Considerando todos os ministros que ocuparam vaga no STF desde a Constituição de 1988, Marco Aurélio é o que mais apresentou votos vencidos – aqui, considerando os casos de controle abstrato de constitucionalidade, isto é, aqueles que discutem uma norma, e não um caso concreto que passou por diferentes instâncias do Judiciário. O ministro ficou vencido em 28,73% das vezes. O segundo colocado é o ministro Edson Fachin, com 16,32%.

“Assumindo que os ministros conhecem as preferências uns dos outros, o voto divergente é uma estratégia na tentativa de formar maioria ou a manifestação de uma posição sabidamente minoritária, que será derrotada”, explicou Jeferson Mariano Silva, pesquisador de pós-doutorado em Ciência Política na Universidade de São Paulo (USP). A questão é que divergir gera custos e quem sempre tem esse comportamento pode ser visto com certa desconfiança pelos pares.

“Em boa parte das divergências, não há pretensão de conquistar maioria; ele é sabidamente divergente, por isso são votos isolados, em que não é acompanhado por nenhum outro ministro. Ele deliberadamente trata como oportunidade de manifestar suas preferências sinceras e escolhe votar assim”, disse o cientista político, destacando ainda que as manifestações contrárias ao entendimento de relatores não fizeram com que o número de julgados do ministro diminuísse.

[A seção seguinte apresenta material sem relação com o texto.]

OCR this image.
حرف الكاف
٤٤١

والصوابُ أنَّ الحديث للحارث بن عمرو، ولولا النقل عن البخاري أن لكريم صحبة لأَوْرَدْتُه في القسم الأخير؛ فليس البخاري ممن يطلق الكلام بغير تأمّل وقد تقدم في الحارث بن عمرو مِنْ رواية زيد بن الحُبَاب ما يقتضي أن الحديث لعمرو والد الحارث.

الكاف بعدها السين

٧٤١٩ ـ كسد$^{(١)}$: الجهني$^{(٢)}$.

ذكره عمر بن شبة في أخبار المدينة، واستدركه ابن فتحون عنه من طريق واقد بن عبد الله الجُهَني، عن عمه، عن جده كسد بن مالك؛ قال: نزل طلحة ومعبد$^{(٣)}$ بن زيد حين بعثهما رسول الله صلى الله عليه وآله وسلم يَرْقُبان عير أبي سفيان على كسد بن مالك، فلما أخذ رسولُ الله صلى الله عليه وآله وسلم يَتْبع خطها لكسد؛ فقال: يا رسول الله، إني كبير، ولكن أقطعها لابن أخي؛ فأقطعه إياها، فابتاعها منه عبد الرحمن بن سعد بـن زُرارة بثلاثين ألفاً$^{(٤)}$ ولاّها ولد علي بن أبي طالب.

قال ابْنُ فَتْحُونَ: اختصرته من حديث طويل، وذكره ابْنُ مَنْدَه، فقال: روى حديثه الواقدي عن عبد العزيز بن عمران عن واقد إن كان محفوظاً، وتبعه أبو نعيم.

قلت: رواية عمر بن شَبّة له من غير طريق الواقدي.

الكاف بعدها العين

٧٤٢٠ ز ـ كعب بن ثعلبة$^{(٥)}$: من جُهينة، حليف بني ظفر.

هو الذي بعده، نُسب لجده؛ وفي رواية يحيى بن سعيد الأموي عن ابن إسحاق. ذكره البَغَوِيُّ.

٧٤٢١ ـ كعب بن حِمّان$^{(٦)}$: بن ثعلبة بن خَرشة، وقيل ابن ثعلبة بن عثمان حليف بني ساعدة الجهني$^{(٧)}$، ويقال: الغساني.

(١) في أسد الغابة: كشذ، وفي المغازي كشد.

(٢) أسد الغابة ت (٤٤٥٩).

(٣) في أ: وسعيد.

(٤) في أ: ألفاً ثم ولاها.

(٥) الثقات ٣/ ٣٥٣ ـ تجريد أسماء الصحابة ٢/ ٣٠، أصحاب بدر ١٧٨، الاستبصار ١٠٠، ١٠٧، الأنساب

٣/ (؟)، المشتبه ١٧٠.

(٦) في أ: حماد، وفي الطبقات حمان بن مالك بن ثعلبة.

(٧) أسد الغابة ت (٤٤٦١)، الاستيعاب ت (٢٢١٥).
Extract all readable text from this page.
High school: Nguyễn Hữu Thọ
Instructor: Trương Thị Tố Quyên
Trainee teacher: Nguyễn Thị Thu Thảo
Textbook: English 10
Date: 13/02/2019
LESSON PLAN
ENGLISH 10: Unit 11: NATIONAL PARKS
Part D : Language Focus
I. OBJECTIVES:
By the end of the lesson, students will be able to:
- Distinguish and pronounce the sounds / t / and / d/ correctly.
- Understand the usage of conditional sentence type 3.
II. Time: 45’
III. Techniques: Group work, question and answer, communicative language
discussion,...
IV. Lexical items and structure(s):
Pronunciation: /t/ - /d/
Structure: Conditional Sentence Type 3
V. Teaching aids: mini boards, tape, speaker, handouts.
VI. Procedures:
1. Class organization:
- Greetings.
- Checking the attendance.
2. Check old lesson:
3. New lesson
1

Além disso, o número de votos vencidos e isolados de Marco Aurélio cresceu com o tempo, diminuindo apenas em momentos em que ele acumulava outras funções, como a presidência do STF. Nunca ficou exatamente claro o motivo de ele ter esse direcionamento, ainda que ele pregue seguir a própria consciência.

“Talvez ele tenha percebido que consegue ser mais produtivo olhando apenas a própria jurisprudência e encontrou benefícios em divergir, então busca razões por preciosismo, como se fosse um ombudsman do Supremo. Ainda, é possível que, ao ser derrotado, ele tem benefícios externos, com uma audiência que não é o colegiado”, avaliou Silva.

Em relação a isso, Marco Aurélio é visto como um ministro midiático e disposto a manifestar sua opinião publicamente. Porém, nos bastidores, tem a política de não “trocar figurinhas” com os colegas antes de votar ou mesmo tomar decisão monocrática relevante.

“Ele é aberto à deliberação e a ser persuadido pelas sustentações orais, tomando voto do relator como ponto de partida. Por outro lado, essa forma de atuar, sem discutir fora dali, faz com que muitas vezes ele decida sozinho”, disse Miguel Godoy, professor de Direito Constitucional da Universidade Federal do Paraná (UFPR), acrescentando que a troca entre ministros pode ser importante e não significa necessariamente combinar votos.

Também há a fidelidade aos próprios entendimentos passados, uma característica de Marco Aurélio. “Assim, o compromisso se torna mais com ele próprio do que com a colegialidade, atuando contra o plenário mesmo quando já está vencido”, afirmou o professor.

Nesse sentido, há posicionamentos do ministro que entram em conflito com que vinha sendo adotado pelo tribunal ou sem discussão prévia. Em duas ocasiões, por exemplo, tomou decisões liminares às vésperas do recesso, em relação à prisão antes de condenação em segunda instância, em 2018, e ao aborto de anencefálicos, em 2004.

Ao mesmo tempo em que é o ministro mais divergente, é um dos que participam mais ativamente em votos. “É um dos ministros mais autênticos no plenário virtual. Ele participa pessoalmente de todos os seus votos. É o único que fundamenta todos os votos no plenário virtual. Isso é um diferencial”, disse a advogada Damares Medina, especializada em contencioso constitucional.

Ela destaca que o volume de decisões julgadas pelos ministros do STF ultrapassam grandes discussões em colegiado. “No ano passado, Marco Aurélio julgou 8 mil processos. É uma decisão a cada 12 minutos. Temos, cada vez mais,  um Supremo invisível nas demais decisões, que não no controle abstrato. Se tiramos esse recorte, há decisões com fio condutor muito consistente”, afirmou.